WUPX
- Marquette, Michigan; United States;
- Frequency: 91.5 MHz (HD Radio)
- Branding: Radio X

Programming
- Format: Variety

Ownership
- Owner: Northern Michigan University

History
- First air date: September 1993
- Former call signs: WUFJ (1992, CP)
- Call sign meaning: Upper Peninsula Radio X

Technical information
- Licensing authority: FCC
- Class: A
- ERP: 1,700 watts
- HAAT: 133 meters (436 ft)

Links
- Public license information: Public file; LMS;
- Website: nmu.edu/wupx/home

= WUPX (FM) =

Radio station at Northern Michigan University

WUPX is a student-run radio station licensed to Northern Michigan University in Marquette, Michigan. The station broadcasts at 91.5 FM. WUPX is operated by the student organization Radio X, which also hosts concerts, events, and benefits.

WPUX is licensed to the NMU Board of Trustees, financed by the student activity fee, and operates separately from the University's other media outlet, WNMU-FM, and WNMU (TV). WUPX broadcasts from the Northern Center on the campus of Northern Michigan University.

==History==
Beginning in 1970 as WBKX, Radio X was initially broadcasting on the AM dial from the Lee Hall Gallery. In the 1980s, Radio X switched to a cable-only format (see cable radio). WBKX achieved FM status in September 1993, but during the FM licensing process, the Federal Communications Commission required Radio X to change its call letters to WUPX, as the station is known today. In 1990-1992 Christian Johanneson was the Business Manager for the station. In 1991 Theodore Fisher was the GM and initiated the transition from cable-only to on-air.

==Station programming==
The WUPX programming currently consists of several hour long slots every day. Each show is deejayed by a NMU student volunteer. All volunteers are selected by the General Manager and the Station Manager when additional volunteers are required.

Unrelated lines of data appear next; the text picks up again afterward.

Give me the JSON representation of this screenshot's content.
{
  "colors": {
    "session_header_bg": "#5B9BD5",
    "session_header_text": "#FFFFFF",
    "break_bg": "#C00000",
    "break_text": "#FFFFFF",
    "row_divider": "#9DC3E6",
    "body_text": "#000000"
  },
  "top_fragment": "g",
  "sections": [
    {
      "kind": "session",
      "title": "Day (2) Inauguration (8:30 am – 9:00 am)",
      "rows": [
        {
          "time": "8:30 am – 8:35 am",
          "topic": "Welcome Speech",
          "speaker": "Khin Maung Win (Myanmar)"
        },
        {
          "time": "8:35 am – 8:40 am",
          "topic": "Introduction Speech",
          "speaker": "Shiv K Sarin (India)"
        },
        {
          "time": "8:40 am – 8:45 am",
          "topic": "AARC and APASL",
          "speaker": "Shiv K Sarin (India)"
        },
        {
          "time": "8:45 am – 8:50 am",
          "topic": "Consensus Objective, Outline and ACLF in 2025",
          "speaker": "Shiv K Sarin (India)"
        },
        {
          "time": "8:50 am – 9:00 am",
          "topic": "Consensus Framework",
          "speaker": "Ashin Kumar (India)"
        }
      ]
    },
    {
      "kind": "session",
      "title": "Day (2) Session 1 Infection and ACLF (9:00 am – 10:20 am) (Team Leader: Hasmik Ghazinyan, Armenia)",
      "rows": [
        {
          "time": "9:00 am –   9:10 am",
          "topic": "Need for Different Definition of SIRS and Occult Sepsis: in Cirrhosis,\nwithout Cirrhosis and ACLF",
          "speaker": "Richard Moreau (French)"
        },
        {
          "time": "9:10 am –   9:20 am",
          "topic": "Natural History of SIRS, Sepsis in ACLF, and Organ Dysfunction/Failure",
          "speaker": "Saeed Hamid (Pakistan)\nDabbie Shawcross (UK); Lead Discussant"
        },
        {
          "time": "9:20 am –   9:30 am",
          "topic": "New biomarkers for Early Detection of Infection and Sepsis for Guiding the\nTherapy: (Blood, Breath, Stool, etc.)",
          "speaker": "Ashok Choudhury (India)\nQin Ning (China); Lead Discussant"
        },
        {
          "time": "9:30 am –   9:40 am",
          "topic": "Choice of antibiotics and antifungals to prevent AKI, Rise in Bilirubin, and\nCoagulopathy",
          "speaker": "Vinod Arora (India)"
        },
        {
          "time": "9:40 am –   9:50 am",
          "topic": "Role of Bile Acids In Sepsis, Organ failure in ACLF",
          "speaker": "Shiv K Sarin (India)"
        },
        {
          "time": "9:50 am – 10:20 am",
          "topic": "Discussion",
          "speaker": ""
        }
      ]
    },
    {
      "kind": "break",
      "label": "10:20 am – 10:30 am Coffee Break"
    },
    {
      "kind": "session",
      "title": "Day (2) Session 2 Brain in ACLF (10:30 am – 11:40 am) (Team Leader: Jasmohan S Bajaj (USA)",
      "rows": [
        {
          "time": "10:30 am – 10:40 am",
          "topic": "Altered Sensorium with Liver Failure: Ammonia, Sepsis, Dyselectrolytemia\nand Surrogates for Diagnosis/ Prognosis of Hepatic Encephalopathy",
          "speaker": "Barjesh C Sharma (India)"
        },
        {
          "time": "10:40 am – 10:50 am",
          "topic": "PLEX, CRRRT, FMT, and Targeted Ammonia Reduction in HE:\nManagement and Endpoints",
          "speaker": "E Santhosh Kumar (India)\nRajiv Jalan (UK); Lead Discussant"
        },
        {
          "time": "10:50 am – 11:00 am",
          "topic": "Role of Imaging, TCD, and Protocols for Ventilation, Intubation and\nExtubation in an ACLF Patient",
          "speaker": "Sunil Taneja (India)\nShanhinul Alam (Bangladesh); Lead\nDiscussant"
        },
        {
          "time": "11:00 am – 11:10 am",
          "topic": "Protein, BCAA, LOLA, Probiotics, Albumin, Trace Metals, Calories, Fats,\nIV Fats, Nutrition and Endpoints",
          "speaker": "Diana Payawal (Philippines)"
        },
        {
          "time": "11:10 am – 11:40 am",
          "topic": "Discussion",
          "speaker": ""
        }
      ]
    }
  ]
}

WUPX broadcasts a wide variety of music including electronic, country, folk, heavy metal, hip hop, industrial, jazz, reggae, rock, classical, pop, Christian, world, R&B, independent, noise, and local musicians. The student deejays have individual control over their programming as long is it adheres to FCC regulations, which adds to the variety of programming.

Let's Chat with NMU Administration This program is spread out through the school year and features several members of the NMU Administration answering questions generated by NMU students, WUPX E-Staff, and ASNMU Student Government. This program has featured NMU President Dr. Les Wong, NMU Provost Dr. Susan Koch, the Dean of Students Chris Greer, and the Director of Housing and Residence Life Carl Holm. This program is a collaboration between WUPX and ASNMU (NMU Student Government).

Thrash and Trash Tuesday Thrash and Trash Tuesday is the longest consistent program on WUPX, airing every Tuesday for over 20 years. Thrash and Trash Tuesday begins Tuesday afternoon and continues until well into Wednesday morning featuring a selection of new and classic hard rock and heavy metal.